Without a better idea of what you're after, I'd say the Mutt manual is
the place to look up the definition of charset-hook.
>I can't find any mention of unknown-8bits or x-user-defined in the
>Mutt E-Mail Client manual.
And you won't; that's just experience talking. I've seen emails that
label their own charset as "unknown-8bits" or "x-user-defined". For
example, one of them was generated by pine when the user was trying to
respond to a utf-8 message; the message had quoted the utf-8
characters, but pine could only identify them as "not latin-1", and so
fell back to "unknown-8bits". I forget where I saw x-user-defined...
the point is, they're bogus character-set labels instituted by
software that's gotten confused or that doesn't have support for a
modern charset or both.
> The charset-hook command defines an alias for a character set. This
> is useful to properly display messages which are tagged with a
> character set name not known to Mutt.
>
> The iconv-hook command defines a system-specific name for a
> character set. This is helpful when your systems character
> conversion library insists on using strange, system-specific names
> for character sets.
>___________________________
> In this, iconv-hook is described as a method of handling a
> 'character set name' that is not known to Mutt. Is there a place
> where I can find a list of the character set names that are known to
> the copy of Mutt on my machine? Where? How? Or (gently, please) why
> is this a silly question?
You're right, the distinction is quite fuzzy. The way I would think of
it is this way:
charset-hook is used for mapping a weird/unknown/wrong charset
name onto the "correct" charset name.
iconv-hook is used for mapping a "correct" charset name onto a
system-specific one (i.e. if your system is broken).
The example for iconv-hook given in the mutt man page is for
transforming "iso-8859-1" (i.e. the "correct" name) to a
system-specific "8859-1". Thus, they can stack: the charset-hook can
transform latin1 (and many others) into iso-8859-1, and iconv-hook
munges iso-8859-1 into whatever your system prefers.
In practice, however, I believe you can use them both to achieve the
same effect.

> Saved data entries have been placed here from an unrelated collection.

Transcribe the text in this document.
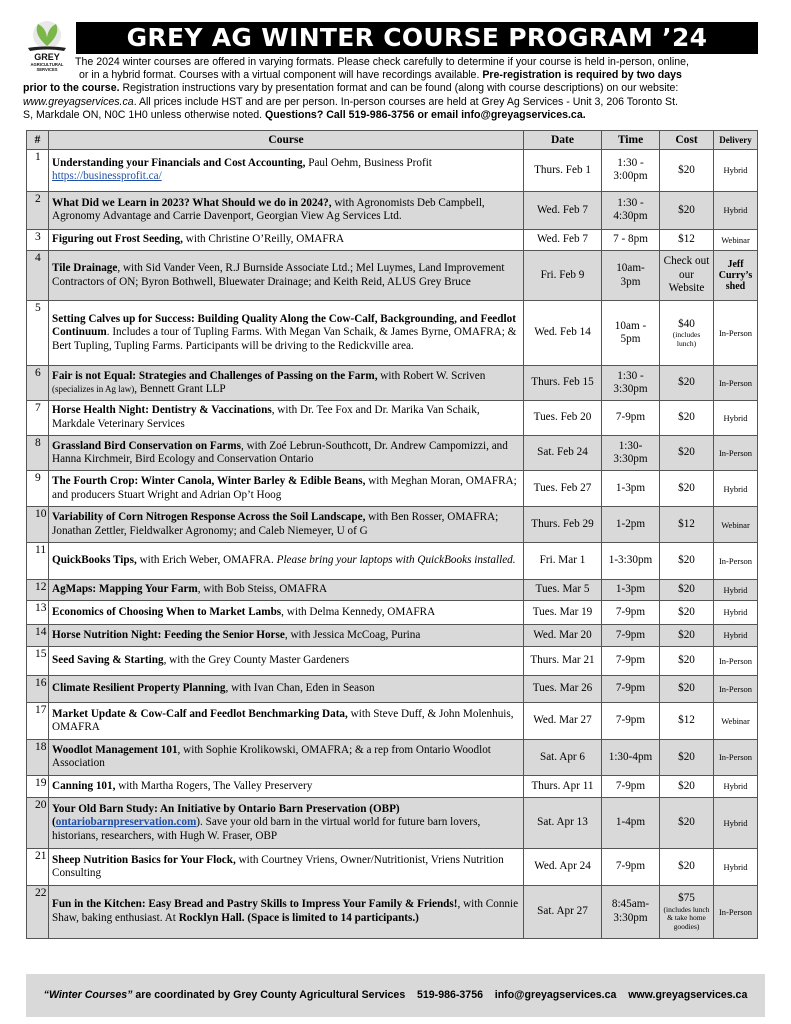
GREY
AGRICULTURAL
SERVICES
GREY AG WINTER COURSE PROGRAM ’24

The 2024 winter courses are offered in varying formats. Please check carefully to determine if your course is held in-person, online,

or in a hybrid format. Courses with a virtual component will have recordings available. Pre-registration is required by two days

prior to the course. Registration instructions vary by presentation format and can be found (along with course descriptions) on our website:

www.greyagservices.ca. All prices include HST and are per person. In-person courses are held at Grey Ag Services - Unit 3, 206 Toronto St.

S, Markdale ON, N0C 1H0 unless otherwise noted. Questions? Call 519-986-3756 or email info@greyagservices.ca.

#	Course	Date	Time	Cost	Delivery
1	Understanding your Financials and Cost Accounting, Paul Oehm, Business Profit https://businessprofit.ca/	Thurs. Feb 1	1:30 - 3:00pm	$20	Hybrid
2	What Did we Learn in 2023? What Should we do in 2024?, with Agronomists Deb Campbell, Agronomy Advantage and Carrie Davenport, Georgian View Ag Services Ltd.	Wed. Feb 7	1:30 - 4:30pm	$20	Hybrid
3	Figuring out Frost Seeding, with Christine O’Reilly, OMAFRA	Wed. Feb 7	7 - 8pm	$12	Webinar
4	Tile Drainage, with Sid Vander Veen, R.J Burnside Associate Ltd.; Mel Luymes, Land Improvement Contractors of ON; Byron Bothwell, Bluewater Drainage; and Keith Reid, ALUS Grey Bruce	Fri. Feb 9	10am- 3pm	Check out our Website	Jeff Curry’s shed
5	Setting Calves up for Success: Building Quality Along the Cow-Calf, Backgrounding, and Feedlot Continuum. Includes a tour of Tupling Farms. With Megan Van Schaik, & James Byrne, OMAFRA; & Bert Tupling, Tupling Farms. Participants will be driving to the Redickville area.	Wed. Feb 14	10am - 5pm	$40
(includes lunch)	In-Person
6	Fair is not Equal: Strategies and Challenges of Passing on the Farm, with Robert W. Scriven (specializes in Ag law), Bennett Grant LLP	Thurs. Feb 15	1:30 - 3:30pm	$20	In-Person
7	Horse Health Night: Dentistry & Vaccinations, with Dr. Tee Fox and Dr. Marika Van Schaik, Markdale Veterinary Services	Tues. Feb 20	7-9pm	$20	Hybrid
8	Grassland Bird Conservation on Farms, with Zoé Lebrun-Southcott, Dr. Andrew Campomizzi, and Hanna Kirchmeir, Bird Ecology and Conservation Ontario	Sat. Feb 24	1:30- 3:30pm	$20	In-Person
9	The Fourth Crop: Winter Canola, Winter Barley & Edible Beans, with Meghan Moran, OMAFRA; and producers Stuart Wright and Adrian Op’t Hoog	Tues. Feb 27	1-3pm	$20	Hybrid
10	Variability of Corn Nitrogen Response Across the Soil Landscape, with Ben Rosser, OMAFRA; Jonathan Zettler, Fieldwalker Agronomy; and Caleb Niemeyer, U of G	Thurs. Feb 29	1-2pm	$12	Webinar
11	QuickBooks Tips, with Erich Weber, OMAFRA. Please bring your laptops with QuickBooks installed.	Fri. Mar 1	1-3:30pm	$20	In-Person
12	AgMaps: Mapping Your Farm, with Bob Steiss, OMAFRA	Tues. Mar 5	1-3pm	$20	Hybrid
13	Economics of Choosing When to Market Lambs, with Delma Kennedy, OMAFRA	Tues. Mar 19	7-9pm	$20	Hybrid
14	Horse Nutrition Night: Feeding the Senior Horse, with Jessica McCoag, Purina	Wed. Mar 20	7-9pm	$20	Hybrid
15	Seed Saving & Starting, with the Grey County Master Gardeners	Thurs. Mar 21	7-9pm	$20	In-Person
16	Climate Resilient Property Planning, with Ivan Chan, Eden in Season	Tues. Mar 26	7-9pm	$20	In-Person
17	Market Update & Cow-Calf and Feedlot Benchmarking Data, with Steve Duff, & John Molenhuis, OMAFRA	Wed. Mar 27	7-9pm	$12	Webinar
18	Woodlot Management 101, with Sophie Krolikowski, OMAFRA; & a rep from Ontario Woodlot Association	Sat. Apr 6	1:30-4pm	$20	In-Person
19	Canning 101, with Martha Rogers, The Valley Preservery	Thurs. Apr 11	7-9pm	$20	Hybrid
20	Your Old Barn Study: An Initiative by Ontario Barn Preservation (OBP) (ontariobarnpreservation.com). Save your old barn in the virtual world for future barn lovers, historians, researchers, with Hugh W. Fraser, OBP	Sat. Apr 13	1-4pm	$20	Hybrid
21	Sheep Nutrition Basics for Your Flock, with Courtney Vriens, Owner/Nutritionist, Vriens Nutrition Consulting	Wed. Apr 24	7-9pm	$20	Hybrid
22	Fun in the Kitchen: Easy Bread and Pastry Skills to Impress Your Family & Friends!, with Connie Shaw, baking enthusiast. At Rocklyn Hall. (Space is limited to 14 participants.)	Sat. Apr 27	8:45am- 3:30pm	$75
(includes lunch & take home goodies)	In-Person
“Winter Courses” are coordinated by Grey County Agricultural Services 519-986-3756 info@greyagservices.ca www.greyagservices.ca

In other words, both can transform latin1 into 8859-1 (or
whatever) by themselves; the only reason that both exist is to allow
for a certain amount of stacking---in other words, the charset-hook
hooks (for "correcting" or "canonicalizing" incoming charset names)
can be distributed among many systems, while the iconv-hooks (for
translating "correct" or "canonicalized" names into system-specific
non-canonical names) should only be true for a single system (and
probably one that has a broken iconv implementation).
Does that make sense?
~Kyle
- --
Always forgive your enemies; nothing annoys them so much.